FCA Enforcement action against Carphone Warehouse: Key points
On 13 March 2019 the FCA fined Carphone Warehouse £29,107,600 for mis-selling mobile phone insurance products called "Geek Squad" in the period 2008-2015. There are important points arising from the case regarding systems and controls, whistleblowing and the FCA's partial settlement and penalty policies.
Key points on systems and controls, MI and whistleblowing:
- Focusing on why, rather than whether, a customer needs a product gave rise to mis-selling – Sales were made on an advised basis. Staff were not trained to assess whether customers needed the product, rather they were trained to identify why the customer needed the product and to overcome objections. Sales staff were informed that responding to objections was "not about selling a product to a customer who does not want or need the cover; it is about tailoring your explanation of the product benefits to address the objection and to make sure the customer takes out a product they want".
- Carphone Warehouse's senior management committee had inadequate MI to oversee the sales:
- MI did not contain sufficient qualitative information regarding reasons for customer complaints and cancellations.
- Customer survey questions were not sufficiently broad to pick up that sales staff were failing properly to assess customer needs.
- The committee failed to consider whistleblowing reports for most of the relevant period and when it did so, MI did not contain sufficient qualitative data about the reasons for whistleblowing events.
- Emphasis placed on the significance of whistleblowing – In announcing the penalty, the FCA placed great emphasis on the fact that this investigation stemmed from whistleblowing reports. Mark Steward made the following comment:
"Without whistleblowers coming forward these practices may never have come to light. In the past few years, whistleblowers have contributed critical intelligence to the enforcement actions we have taken against firms and individuals."

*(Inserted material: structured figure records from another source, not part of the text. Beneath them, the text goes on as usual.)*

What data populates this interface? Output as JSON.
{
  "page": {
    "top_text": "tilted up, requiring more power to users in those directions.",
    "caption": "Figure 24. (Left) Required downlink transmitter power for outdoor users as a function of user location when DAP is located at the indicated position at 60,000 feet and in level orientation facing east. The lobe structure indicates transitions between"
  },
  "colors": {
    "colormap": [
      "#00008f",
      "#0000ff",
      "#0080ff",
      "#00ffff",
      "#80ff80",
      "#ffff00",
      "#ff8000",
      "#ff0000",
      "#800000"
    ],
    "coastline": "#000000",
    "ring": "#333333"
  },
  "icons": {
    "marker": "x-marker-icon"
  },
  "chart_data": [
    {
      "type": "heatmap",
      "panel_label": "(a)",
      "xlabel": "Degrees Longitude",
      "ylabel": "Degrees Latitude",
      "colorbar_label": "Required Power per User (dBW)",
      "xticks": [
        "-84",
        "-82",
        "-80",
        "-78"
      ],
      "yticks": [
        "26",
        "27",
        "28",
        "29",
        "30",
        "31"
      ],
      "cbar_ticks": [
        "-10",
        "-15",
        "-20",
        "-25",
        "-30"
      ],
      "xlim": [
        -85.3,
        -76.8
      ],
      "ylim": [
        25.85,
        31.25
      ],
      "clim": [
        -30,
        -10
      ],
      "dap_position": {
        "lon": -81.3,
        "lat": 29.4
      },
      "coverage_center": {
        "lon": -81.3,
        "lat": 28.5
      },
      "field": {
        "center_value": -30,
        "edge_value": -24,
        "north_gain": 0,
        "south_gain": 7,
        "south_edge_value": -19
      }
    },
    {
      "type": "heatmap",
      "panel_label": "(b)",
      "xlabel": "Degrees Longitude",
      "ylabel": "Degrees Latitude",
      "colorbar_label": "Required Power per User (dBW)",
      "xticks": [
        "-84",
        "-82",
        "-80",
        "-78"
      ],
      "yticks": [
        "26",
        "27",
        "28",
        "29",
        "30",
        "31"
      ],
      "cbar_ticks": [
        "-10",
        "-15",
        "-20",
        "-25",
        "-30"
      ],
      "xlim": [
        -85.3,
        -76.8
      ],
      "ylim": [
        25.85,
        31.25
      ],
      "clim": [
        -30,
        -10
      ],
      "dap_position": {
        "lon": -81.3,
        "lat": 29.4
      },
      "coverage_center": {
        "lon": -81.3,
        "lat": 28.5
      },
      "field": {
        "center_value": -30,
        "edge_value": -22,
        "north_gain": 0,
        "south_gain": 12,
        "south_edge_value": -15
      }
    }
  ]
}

Key points on the FCA's penalty process:
- RDC confirms broad scope of "relevant revenue" in penalty calculation – In accordance with the FCA's penalty calculation formula, the FCA's fine is based on "relevant revenue" which is the revenue derived by the firm during the period of the breach from the products or business areas to which the breach relates. Carphone Warehouse argued that this figure should be confined to the sales commission it earned. The RDC disagreed, extending relevant revenue to include post-sales payments and profit commission.
- Discount given for redress scheme – but more credit would have been given for a broader redress scheme – Carphone Warehouse conducted two redress processes. The first relating to policy cancellations and the second relating to customer complaints. The schemes were limited in scope in certain respects. For example, the first scheme excluded passive cancellations. The FCA made no criticism of this but indicated that had the redress schemes both been broader in scope the FCA "would have given more weight to the redress exercises as mitigating factors".
- Historical disciplinary action retains weight as an aggravating factor – Carphone Warehouse had been fined in 2006 in relation to sales of insurance products during 2005. Although the events in question occurred almost 15 years ago and did not relate to the same specific issues, the FCA considered the previous disciplinary sanction "particularly relevant" and an aggravating factor because the firm had committed to a comprehensive review of its insurance sales channels in 2006 which it had "clearly failed properly to carry out".
- First Final Notice under partial settlement procedure – This is the first finally decided case under the FCA's new partial settlement process, which allows firms to agree some parts of a case whilst challenging others and preserving some or all of the settlement discount. In this case the firm agreed all facts and liability but challenged Enforcement's proposed penalty at the RDC and received a full 30% settlement discount as a result. The FCA's previously announced Decision Notice against Linear Investments under the same partial settlement procedure is subject to challenge in the Upper Tribunal.